To ensure that information can be recovered when needed
Proper procedures for Information recovery is important to ensure that, in the event of an emergency, essential information and software required can be restored within critical timescales.
- An Information Restoration procedure must be established to define the [Baseline | CIA] controls over the restoration of programs and information from backup media.
- Random tests of back-up tapes, etc., should be conducted regularly to [Baseline | CIA] ensure that they are functional and working properly as most magnetic media have limited life span.
To enable the recovery of IT services in the event of an IT disaster.
Disaster recovery plans and process should be implemented to minimize the impact of an IT disaster to the business.

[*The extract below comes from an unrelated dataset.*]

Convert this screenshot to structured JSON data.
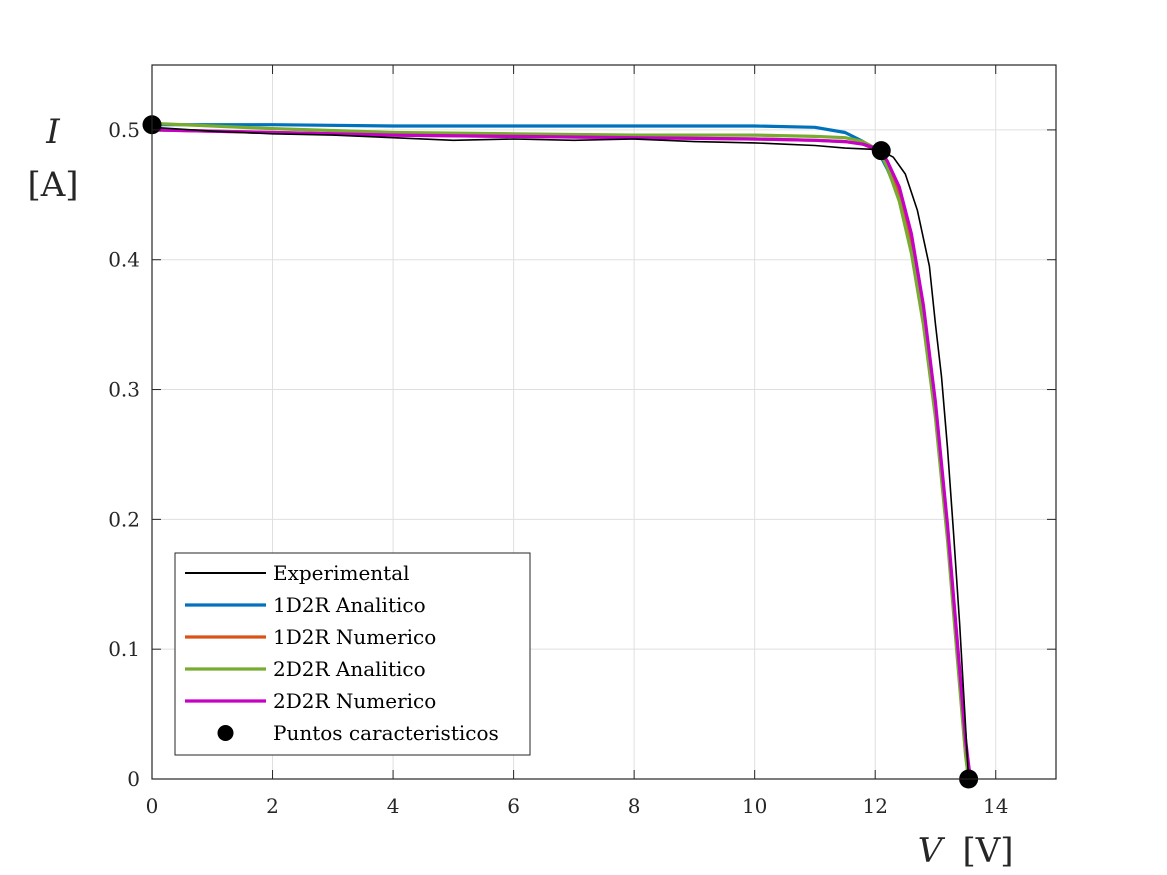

- Information and software must be appropriately backed up and stored remotely to facilitate recovery in the event of a system malfunction or disaster. Appropriate hardware must be put in place and maintained for availability, compatibility and readiness.
- Hot-site facilities or high availability systems should be in place.
- Where the Business Unit requires high system availability for the project/service, these should be specified as part of the detailed requirements.
- Where specified as business requirements, such backup and recovery procedures and equipment must be tested regularly.